2. They made no election for capital gains in their tax returns for the 2017 taxation year.
Work to do:
a) Explain all the tax consequences of both proposals. Do not consider interest charges and interest income on the $ 1,000,000 loan.
b) Now assume that Marco Ltd. offers to exchange shares. For each of the 210 common shares of Somiar Ltd. (which represent 70% of the shares issued by the Company), Marco Ltd. would issue 50 Class B Non-Voting Shares, redeemable for an amount equal to the consideration received by the Company at the time. of the show.
i) What would be the tax consequences for Sophie and Michel?
ii) Determine, for Marco Ltd., the cost of the shares she has acquired from Sophie and Michel.
ANSWER
- Explain all the tax consequences of both proposals. Do not consider interest charges and interest income on the $ 1,000,000 loan.
Ans-a)
Price offered by Roseu ltd for acquisition = $ 800,000
Fair Market value of Somiar ltd= $ 1,200,000
$ 400000 will be deemed income in the hands of Roseu Ltd,
Further Sophie and Michel will attract capital gains.
-
sophie
micheal
Purchase Price of shares
10000
10000
Cost of acquisition from Arthur
25000
25000
Sales Consideration
400000
400000
Capital Gain
365000
365000
In the second mode, Macro ltd will not face any deemed income, as it is acquiring Somiar ltd at its fair value i.e. 70% of $ 1,200,000.

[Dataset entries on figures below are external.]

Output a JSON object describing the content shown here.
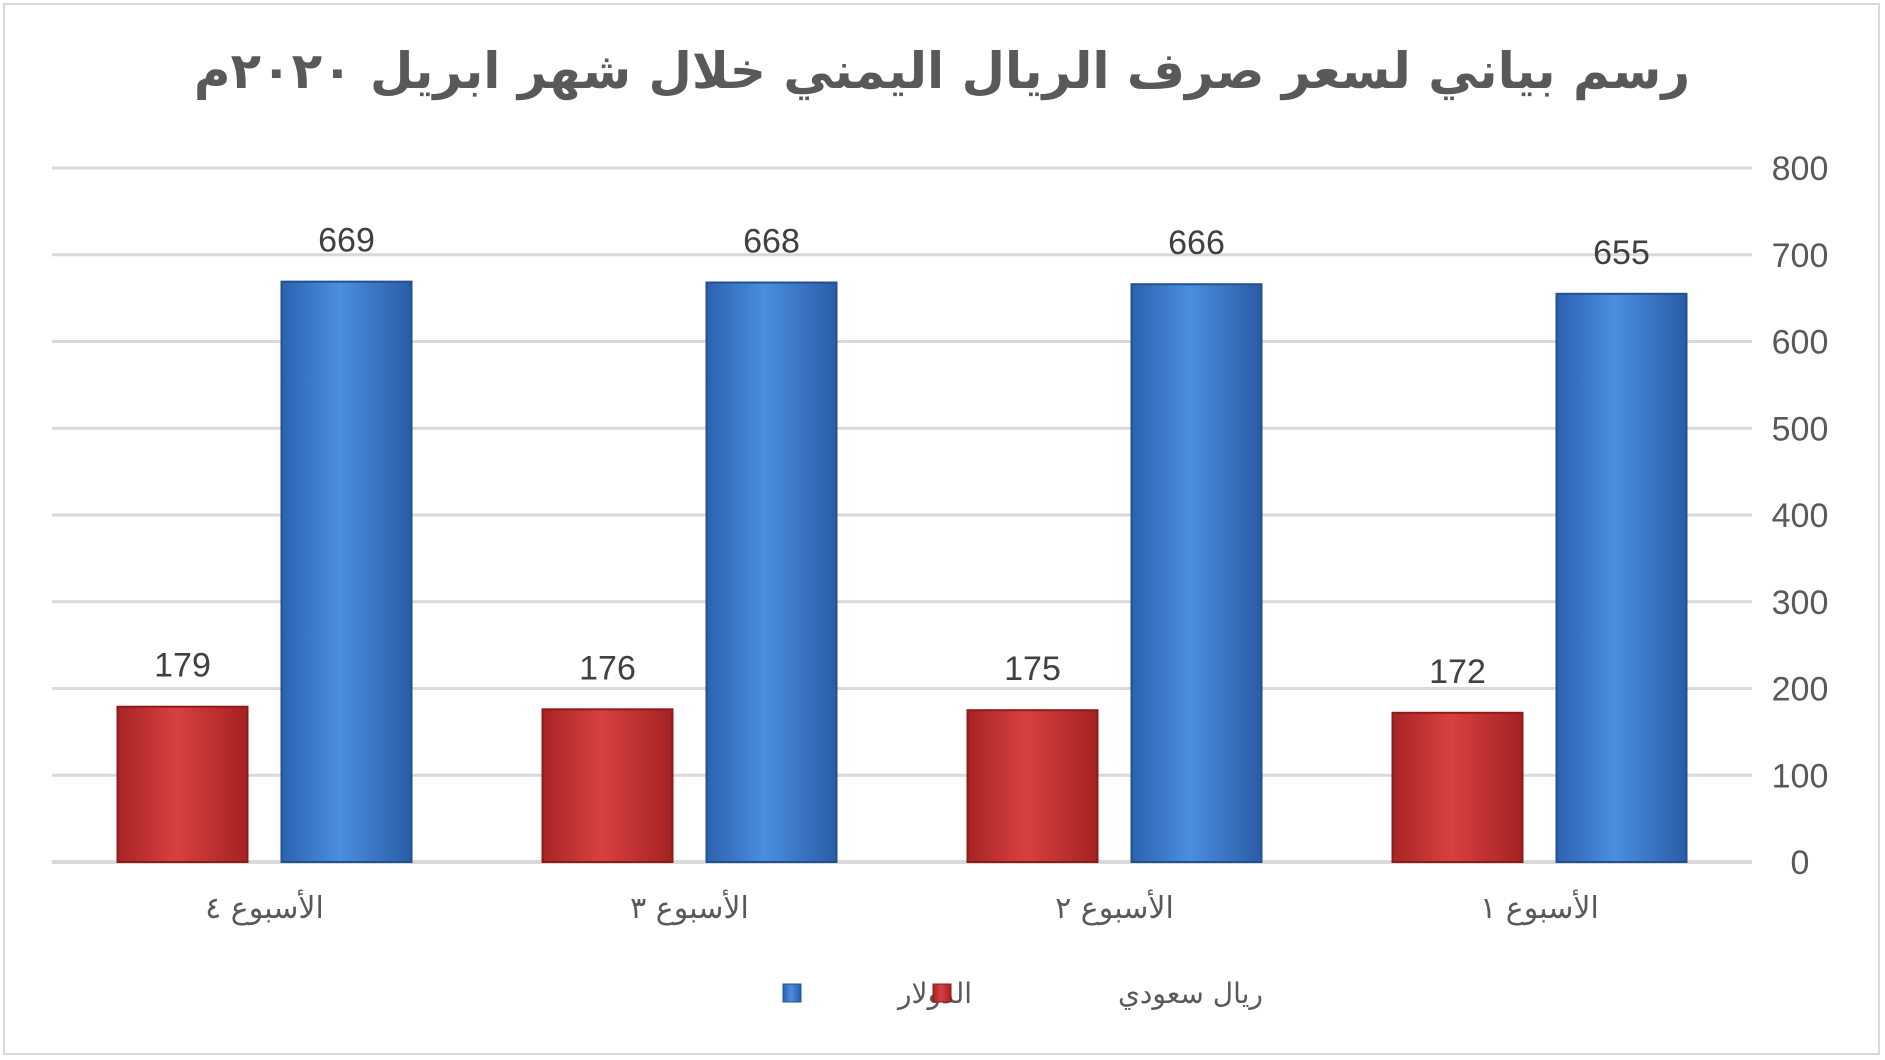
{
  "chart_data": {
    "type": "bar",
    "title": "رسم بياني لسعر صرف الريال اليمني خلال شهر ابريل ٢٠٢٠م",
    "categories": [
      "الأسبوع ١",
      "الأسبوع ٢",
      "الأسبوع ٣",
      "الأسبوع ٤"
    ],
    "category_order": "right-to-left",
    "series": [
      {
        "name": "الدولار",
        "values": [
          655,
          666,
          668,
          669
        ],
        "color": "#3a7bd5"
      },
      {
        "name": "ريال سعودي",
        "values": [
          172,
          175,
          176,
          179
        ],
        "color": "#c83232"
      }
    ],
    "ylim": [
      0,
      800
    ],
    "yticks": [
      "0",
      "100",
      "200",
      "300",
      "400",
      "500",
      "600",
      "700",
      "800"
    ],
    "y_axis_side": "right",
    "grid": true,
    "legend_position": "bottom",
    "data_labels": true
  }
}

However there will be tax consequences in the hands of Sophie and Micheal
-
sophie
micheal
Purchase Price of shares
10000
10000
Cost of acquisition from Arthur
25000
25000
Total cost of share
35000
35000
Cost of 70% of shares
24500
24500
Sales Consideration
440000
440000
Capital Gain
405000
405000
b) Now assume that Marco Ltd. offers to exchange shares. For each of the 210 common shares of Somiar Ltd. (which represent 70% of the shares issued by the Company), Marco Ltd. would issue 50 Class B Non-Voting Shares, redeemable for an amount equal to the consideration received by the Company at the time. of the show.
i) What would be the tax consequences for Sophie and Michel?
There will not be any capital gains at the time of issue, at the time of redemption the capital gains will arise and will be equal to the amount computed in above answer.
ii) Determine, for Marco Ltd., the cost of the shares she has acquired from Sophie and Michel.
Since no amount is to be paid to sophie and Michel for the shares, there is no cost for the company, however at the time of redemption company has to pay $ 840,000 for the shares acquired.
Thus each non-voting Class B shares will be of $840000/210×50 =$ 80 Each.